In the Ghetto: From Renaissance Venice to Chicago, Post-Trump
Princeton professor Mitchell Duneier came to town to talk about his new book, “Ghetto: The Invention of a Place, the History of an Idea,” and sign a few copies. But certain events in the week preceding Duneier’s November 12 presentation, at the Chicago Humanities Festival, have added extra weight to a discussion about the nature of the ghetto.
Throughout his campaign, President-elect Donald Trump targeted Chicago as a hotbed of violent crime, particularly in what he called its “inner city,” comparing it to a “war-torn country” desperate for tougher police tactics. So perhaps it was not surprising that members of Duneier’s audience at the Spertus Institute of Jewish Studies would start thinking about the implications of the idea of the ghetto in their own city.
Since March 29, 1516, when the city council of Venice issued an edict that all Jews would have to live in a closed quarter called il geto, the idea of the ghetto, Duneier argues in his book, has vacillated between two positions: a place where people of a single ethnic group can “semi-flourish” although they’re cut off from the rest of the city; or a place of extreme social control.
In terms of Jewish history, the Venice ghetto was an example of semi-flourishing. The Warsaw ghetto was an instance of extreme social control. Some ghettos can be both: while African-Americans were confined to Chicago’s Bronzeville neighborhood by restrictive housing covenants, they did manage to establish businesses and create a rich culture within the neighborhood’s boundaries. In Black Metropolis, their great study of Chicago’s south side originally published in 1945, St. Clair Drake and Horace Cayton acknowledged this disparity by referring to the neighborhood as “the ghetto” when discussing its problems and “Bronzeville” when discussing its value as a community.
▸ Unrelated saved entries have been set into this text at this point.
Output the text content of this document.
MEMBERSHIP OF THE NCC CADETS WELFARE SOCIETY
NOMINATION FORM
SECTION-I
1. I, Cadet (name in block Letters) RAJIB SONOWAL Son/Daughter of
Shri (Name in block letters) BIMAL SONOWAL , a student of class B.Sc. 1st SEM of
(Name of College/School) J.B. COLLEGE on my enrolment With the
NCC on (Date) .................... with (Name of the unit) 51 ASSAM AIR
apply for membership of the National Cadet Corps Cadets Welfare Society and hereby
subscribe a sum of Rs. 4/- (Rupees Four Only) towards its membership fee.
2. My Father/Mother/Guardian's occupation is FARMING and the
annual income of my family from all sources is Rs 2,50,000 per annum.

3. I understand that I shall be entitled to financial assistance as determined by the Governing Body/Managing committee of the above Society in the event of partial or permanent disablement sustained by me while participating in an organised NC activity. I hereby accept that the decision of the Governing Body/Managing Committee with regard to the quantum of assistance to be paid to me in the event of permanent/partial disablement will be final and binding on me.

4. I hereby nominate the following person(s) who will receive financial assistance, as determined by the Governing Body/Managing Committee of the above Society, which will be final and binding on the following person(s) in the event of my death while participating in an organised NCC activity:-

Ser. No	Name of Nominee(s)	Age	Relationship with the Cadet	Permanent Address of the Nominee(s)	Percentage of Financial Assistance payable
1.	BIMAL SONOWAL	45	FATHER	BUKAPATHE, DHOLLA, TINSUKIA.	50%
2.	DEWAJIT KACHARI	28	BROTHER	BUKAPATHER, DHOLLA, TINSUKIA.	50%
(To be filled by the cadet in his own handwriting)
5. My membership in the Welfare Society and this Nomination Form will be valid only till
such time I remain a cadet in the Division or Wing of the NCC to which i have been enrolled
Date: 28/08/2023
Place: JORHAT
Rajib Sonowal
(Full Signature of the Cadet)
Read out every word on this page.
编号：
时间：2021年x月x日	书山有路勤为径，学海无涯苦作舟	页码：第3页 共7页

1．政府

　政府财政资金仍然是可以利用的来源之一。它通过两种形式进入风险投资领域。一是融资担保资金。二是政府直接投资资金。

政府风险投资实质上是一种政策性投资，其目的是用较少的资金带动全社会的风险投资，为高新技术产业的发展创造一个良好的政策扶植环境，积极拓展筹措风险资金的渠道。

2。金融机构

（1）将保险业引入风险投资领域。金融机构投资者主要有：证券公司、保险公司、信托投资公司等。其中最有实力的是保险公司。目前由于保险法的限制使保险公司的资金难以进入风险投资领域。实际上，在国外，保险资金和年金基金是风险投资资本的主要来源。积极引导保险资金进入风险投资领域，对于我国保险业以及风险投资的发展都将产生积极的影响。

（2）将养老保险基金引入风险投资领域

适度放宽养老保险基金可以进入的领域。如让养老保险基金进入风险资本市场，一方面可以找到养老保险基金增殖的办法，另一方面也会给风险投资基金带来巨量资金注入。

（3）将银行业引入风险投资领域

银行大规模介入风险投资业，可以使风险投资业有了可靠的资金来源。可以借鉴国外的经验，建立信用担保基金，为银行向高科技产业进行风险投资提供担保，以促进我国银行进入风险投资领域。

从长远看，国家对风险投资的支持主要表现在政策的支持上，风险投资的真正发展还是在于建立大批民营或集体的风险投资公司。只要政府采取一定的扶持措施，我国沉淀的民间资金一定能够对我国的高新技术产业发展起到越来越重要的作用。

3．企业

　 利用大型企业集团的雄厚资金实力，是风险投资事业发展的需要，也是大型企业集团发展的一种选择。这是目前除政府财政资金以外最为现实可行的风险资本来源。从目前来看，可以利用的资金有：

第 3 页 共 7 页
(Interestingly, Duneier discovered by scouring old newspaper archives that it wasn’t until the mid-1960s that “ghetto” was used to describe primarily poor black neighborhoods. Still, as early as the 1940s, after reading about the European Jewish ghettos, some black activists claimed, “We are America’s Jews.”)
It fell to Duneier’s interlocutor, Mary Pattillo, a professor of sociology at Northwestern and the author of Black on the Block: The Politics of Race and Class in the City, to bring up the Trump question.
“I think he’ll appoint as attorney general [Rudolph] Giuliani or someone like him,” Duneier said. “He was the architect of stop-and-frisk. This is the way of thinking of the ghetto as extreme social control.”
This is also consistent with the way the idea of the ghetto has progressed in the past 75 years. When Drake and Cayton were writing, Duneier said, the ghetto was still a flourishing place. “[Black] people wanted to live among blacks,” he said, “but they also wanted to expand outward. Today the ghetto is less about racial purity than about other things. Today, it’s more about control.”